TU-Berlin-DIMA / scotty-window-processor

This repository provides Scotty, a framework for efficient window aggregations for out-of-order Stream Processing.
https://tu-berlin-dima.github.io/scotty-window-processor/
Apache License 2.0
75 stars 23 forks source link

Kafka streams Scotty Transformer and Demo fix #39

Closed bvonheid closed 3 years ago

bvonheid commented 3 years ago
  1. Implement Transformer Interface for KafkaStreams-Connector: The KeyedScottyWindowOperator implements the Proccessor interface. Therefore, it is only possible to call the .process(...) function from the Kafka Streams DSL, which is a terminating function. Thus, it is not possible to do further computations on the stream. With the new class, which implement the transformer interface, it is possible to call .transform(...) on the stream and do further computations.

  2. Add Supplier for Processor and Transformer and update demo: When the Kafka Streams Demo is started with more than one partition for the input topic, an exception occurs:

    Exception in thread "SumDemo-a9a0abaf-52f6-4a7c-badb-64991c3fca28-StreamThread-1" java.lang.IllegalStateException: This should not happen as timestamp() should only be called while a record is processed
    at org.apache.kafka.streams.processor.internals.AbstractProcessorContext.timestamp(AbstractProcessorContext.java:158)
    at de.tub.dima.scotty.kafkastreamsconnector.KeyedScottyWindowOperator.process(KeyedScottyWindowOperator.java:46)
    at org.apache.kafka.streams.processor.internals.ProcessorNode.process(ProcessorNode.java:118)
    at org.apache.kafka.streams.processor.internals.ProcessorContextImpl.forward(ProcessorContextImpl.java:201)
    at org.apache.kafka.streams.processor.internals.ProcessorContextImpl.forward(ProcessorContextImpl.java:180)
    at org.apache.kafka.streams.processor.internals.ProcessorContextImpl.forward(ProcessorContextImpl.java:133)
    at org.apache.kafka.streams.processor.internals.SourceNode.process(SourceNode.java:87)
    at org.apache.kafka.streams.processor.internals.StreamTask.process(StreamTask.java:429)
    at org.apache.kafka.streams.processor.internals.AssignedStreamsTasks.process(AssignedStreamsTasks.java:474)
    at org.apache.kafka.streams.processor.internals.TaskManager.process(TaskManager.java:536)
    at org.apache.kafka.streams.processor.internals.StreamThread.runOnce(StreamThread.java:792)
    at org.apache.kafka.streams.processor.internals.StreamThread.runLoop(StreamThread.java:698)
    at org.apache.kafka.streams.processor.internals.StreamThread.run(StreamThread.java:671)

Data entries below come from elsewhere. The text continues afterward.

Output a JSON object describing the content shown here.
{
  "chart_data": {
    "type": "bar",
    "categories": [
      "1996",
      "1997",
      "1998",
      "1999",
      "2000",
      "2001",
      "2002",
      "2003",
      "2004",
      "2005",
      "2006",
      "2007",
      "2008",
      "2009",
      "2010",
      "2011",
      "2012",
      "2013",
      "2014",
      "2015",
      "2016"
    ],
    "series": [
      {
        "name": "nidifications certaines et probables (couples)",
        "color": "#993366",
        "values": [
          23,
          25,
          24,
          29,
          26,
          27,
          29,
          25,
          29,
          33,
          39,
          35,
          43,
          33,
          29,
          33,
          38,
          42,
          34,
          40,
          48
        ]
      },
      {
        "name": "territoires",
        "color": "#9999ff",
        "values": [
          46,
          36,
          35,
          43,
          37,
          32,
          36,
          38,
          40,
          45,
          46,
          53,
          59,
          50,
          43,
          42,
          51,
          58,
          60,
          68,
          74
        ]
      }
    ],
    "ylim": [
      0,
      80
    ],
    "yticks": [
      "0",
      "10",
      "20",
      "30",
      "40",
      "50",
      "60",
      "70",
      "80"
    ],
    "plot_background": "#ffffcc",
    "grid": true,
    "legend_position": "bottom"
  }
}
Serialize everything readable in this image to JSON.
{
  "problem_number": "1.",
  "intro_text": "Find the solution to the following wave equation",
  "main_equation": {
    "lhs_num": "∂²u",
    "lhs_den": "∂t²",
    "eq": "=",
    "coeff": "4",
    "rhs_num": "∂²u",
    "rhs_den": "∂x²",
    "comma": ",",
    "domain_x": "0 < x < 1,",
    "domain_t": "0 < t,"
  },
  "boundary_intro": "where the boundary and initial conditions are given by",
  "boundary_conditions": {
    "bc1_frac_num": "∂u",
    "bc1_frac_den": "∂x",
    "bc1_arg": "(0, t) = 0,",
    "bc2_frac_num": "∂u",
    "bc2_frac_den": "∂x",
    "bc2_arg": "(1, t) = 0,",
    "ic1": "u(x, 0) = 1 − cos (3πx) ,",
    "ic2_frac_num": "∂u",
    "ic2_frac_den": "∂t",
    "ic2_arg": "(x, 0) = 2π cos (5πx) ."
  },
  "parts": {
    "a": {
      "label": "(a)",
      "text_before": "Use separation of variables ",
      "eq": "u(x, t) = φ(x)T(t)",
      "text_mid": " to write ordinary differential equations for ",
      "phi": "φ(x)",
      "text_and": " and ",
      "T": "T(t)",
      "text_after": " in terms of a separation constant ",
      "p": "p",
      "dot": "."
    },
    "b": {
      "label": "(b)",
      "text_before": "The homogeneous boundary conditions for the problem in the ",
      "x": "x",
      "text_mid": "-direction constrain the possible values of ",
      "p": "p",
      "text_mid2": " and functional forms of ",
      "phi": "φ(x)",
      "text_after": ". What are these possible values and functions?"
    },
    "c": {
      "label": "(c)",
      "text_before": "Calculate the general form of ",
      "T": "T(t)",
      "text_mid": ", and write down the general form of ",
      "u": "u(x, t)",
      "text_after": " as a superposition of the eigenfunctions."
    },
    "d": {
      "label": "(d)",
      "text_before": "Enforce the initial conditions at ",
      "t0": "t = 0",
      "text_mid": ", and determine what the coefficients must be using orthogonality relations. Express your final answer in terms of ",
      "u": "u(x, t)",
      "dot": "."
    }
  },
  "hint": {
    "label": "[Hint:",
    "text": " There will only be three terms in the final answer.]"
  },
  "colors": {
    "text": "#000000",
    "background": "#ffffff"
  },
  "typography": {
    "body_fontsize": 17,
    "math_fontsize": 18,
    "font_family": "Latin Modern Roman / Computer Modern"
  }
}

    This happens, because only one KeyedScottyWindowOperator is created. From the docs:

    The supplier should always generate a new instance each time get() gets called. Creating a single Processor object and returning the same object reference in get() would be a violation of the supplier pattern and leads to runtime exceptions.

Therefore, Suppliers are added for Processor and Transformer and are used in the demo to fix this issue.